It's not the setup for a joke. Jets and light bulbs really do have something in common now that GE is using jet engine cooling mechanisms inside bright, lightweight, low-energy LED bulbs. You'll just have to wait to buy them.
What do jet engines and LED light bulbs have in common? They both can overheat without proper cooling mechanisms. But while jet engines are highly effective at staying cool, LED technology is still in its infancy. So GE decided to stick jet engine cooling mechanisms inside LED bulbs. The result: a lightweight 1500-lumen LED bulb that produces as much light as a 100-watt halogen bulb while using a third of the energy.
The key to GE's new bulb is microfluidics technology. GE explains:
GE dual cool jets are very small micro-fluidic bellows-type devices that provide high-velocity jets of air, which impinge on the LED heat sink. These jets of air increase the heat transfer rate to more than ten times that of natural convection.
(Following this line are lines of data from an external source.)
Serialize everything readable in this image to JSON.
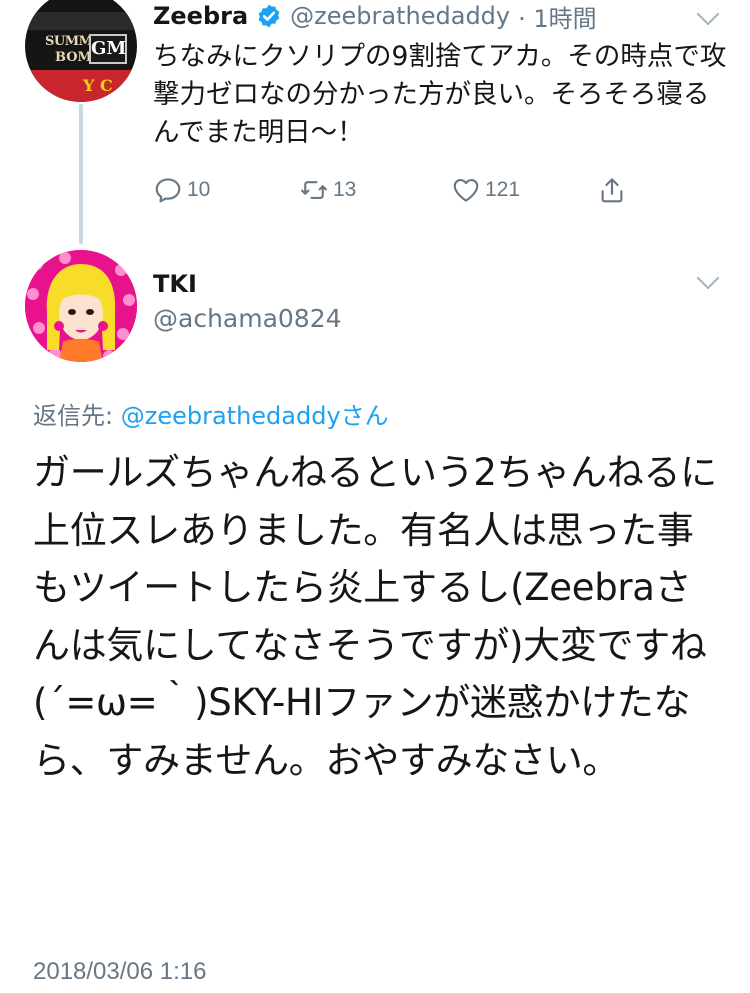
{
  "colors": {
    "accent": "#1da1f2",
    "text": "#14171a",
    "secondary": "#657786",
    "thread_line": "#ccd6dd"
  },
  "tweet1": {
    "author_name": "Zeebra",
    "verified_icon": "verified-badge-icon",
    "handle": "@zeebrathedaddy",
    "time": "· 1時間",
    "text": "ちなみにクソリプの9割捨てアカ。その時点で攻撃力ゼロなの分かった方が良い。そろそろ寝るんでまた明日〜！",
    "avatar_logo": {
      "line1": "SUMMER",
      "line2": "BOMB",
      "badge": "GM"
    },
    "actions": {
      "reply": {
        "icon": "reply-icon",
        "count": "10"
      },
      "retweet": {
        "icon": "retweet-icon",
        "count": "13"
      },
      "like": {
        "icon": "heart-icon",
        "count": "121"
      },
      "share": {
        "icon": "share-icon"
      }
    }
  },
  "tweet2": {
    "author_name": "TKI",
    "handle": "@achama0824",
    "reply_label": "返信先: ",
    "reply_mention": "@zeebrathedaddyさん",
    "text": "ガールズちゃんねるという2ちゃんねるに上位スレありました。有名人は思った事もツイートしたら炎上するし(Zeebraさんは気にしてなさそうですが)大変ですね(´=ω=｀)SKY-HIファンが迷惑かけたなら、すみません。おやすみなさい。",
    "timestamp": "2018/03/06 1:16"
  }
}
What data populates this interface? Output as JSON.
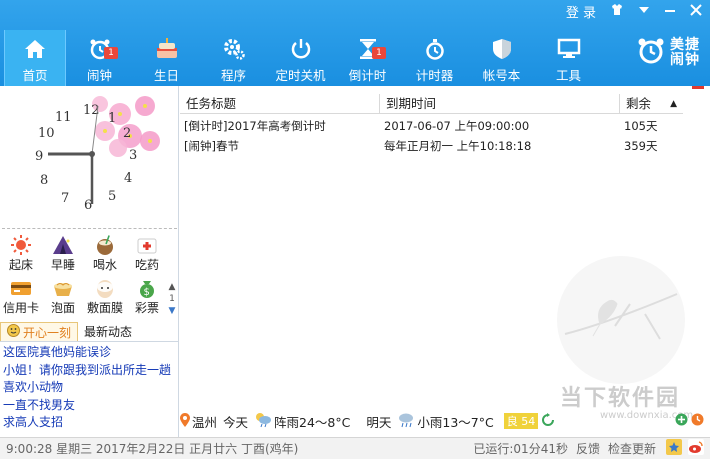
{
  "window": {
    "login_label": "登 录"
  },
  "nav": {
    "items": [
      {
        "label": "首页"
      },
      {
        "label": "闹钟",
        "badge": "1"
      },
      {
        "label": "生日"
      },
      {
        "label": "程序"
      },
      {
        "label": "定时关机"
      },
      {
        "label": "倒计时",
        "badge": "1"
      },
      {
        "label": "计时器"
      },
      {
        "label": "帐号本"
      },
      {
        "label": "工具"
      }
    ]
  },
  "brand": {
    "line1": "美捷",
    "line2": "闹钟"
  },
  "clock": {
    "numbers": [
      "12",
      "1",
      "2",
      "3",
      "4",
      "5",
      "6",
      "7",
      "8",
      "9",
      "10",
      "11"
    ]
  },
  "quick_actions": [
    {
      "label": "起床",
      "icon": "sun-icon"
    },
    {
      "label": "早睡",
      "icon": "tent-icon"
    },
    {
      "label": "喝水",
      "icon": "coconut-icon"
    },
    {
      "label": "吃药",
      "icon": "medicine-icon"
    },
    {
      "label": "信用卡",
      "icon": "credit-card-icon"
    },
    {
      "label": "泡面",
      "icon": "noodle-icon"
    },
    {
      "label": "敷面膜",
      "icon": "face-mask-icon"
    },
    {
      "label": "彩票",
      "icon": "lottery-icon"
    }
  ],
  "quick_page": "1",
  "tabs": {
    "tab1": "开心一刻",
    "tab2": "最新动态"
  },
  "news": [
    "这医院真他妈能误诊",
    "小姐！请你跟我到派出所走一趟",
    "喜欢小动物",
    "一直不找男友",
    "求高人支招"
  ],
  "table": {
    "headers": [
      "任务标题",
      "到期时间",
      "剩余"
    ],
    "rows": [
      {
        "title": "[倒计时]2017年高考倒计时",
        "due": "2017-06-07 上午09:00:00",
        "remain": "105天"
      },
      {
        "title": "[闹钟]春节",
        "due": "每年正月初一 上午10:18:18",
        "remain": "359天"
      }
    ]
  },
  "weather": {
    "city": "温州",
    "today_label": "今天",
    "today": "阵雨24～8°C",
    "tomorrow_label": "明天",
    "tomorrow": "小雨13～7°C",
    "aqi": "良 54"
  },
  "status": {
    "datetime": "9:00:28 星期三 2017年2月22日 正月廿六 丁酉(鸡年)",
    "running": "已运行:01分41秒",
    "feedback": "反馈",
    "update": "检查更新"
  },
  "watermark": {
    "text": "当下软件园",
    "url": "www.downxia.com"
  },
  "colors": {
    "header": "#1a8fe0",
    "link": "#1439b6",
    "accent_orange": "#e0801f",
    "aqi": "#f0d23a"
  }
}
The improved cooling enables LED operation at high drive currents without losses in efficiency or lifetime.
Better cooling mechanisms also lower the amount of LED chips used in a bulb - which in turn, lowers the bulb's cost and weight. "Today, the cost of LEDs constitutes over 75 per cent of the cost of the system," says Mehmet Arik, a mechanical engineer and GE's principal investigator on the LED project. "If we reduce the number of LEDs, the cost will drop." Arik's 1500-lumen bulb is actually half the size and weight of the 600-lumen LED bulb available today.
GE's jet engine-inspired technology isn't ready for commercialisation - yet. "We'll have more reliability testing in the coming months," says Todd Alhart, a GE Global Research spokesman. "But this is a tech platform that could support a number of LED products in the future."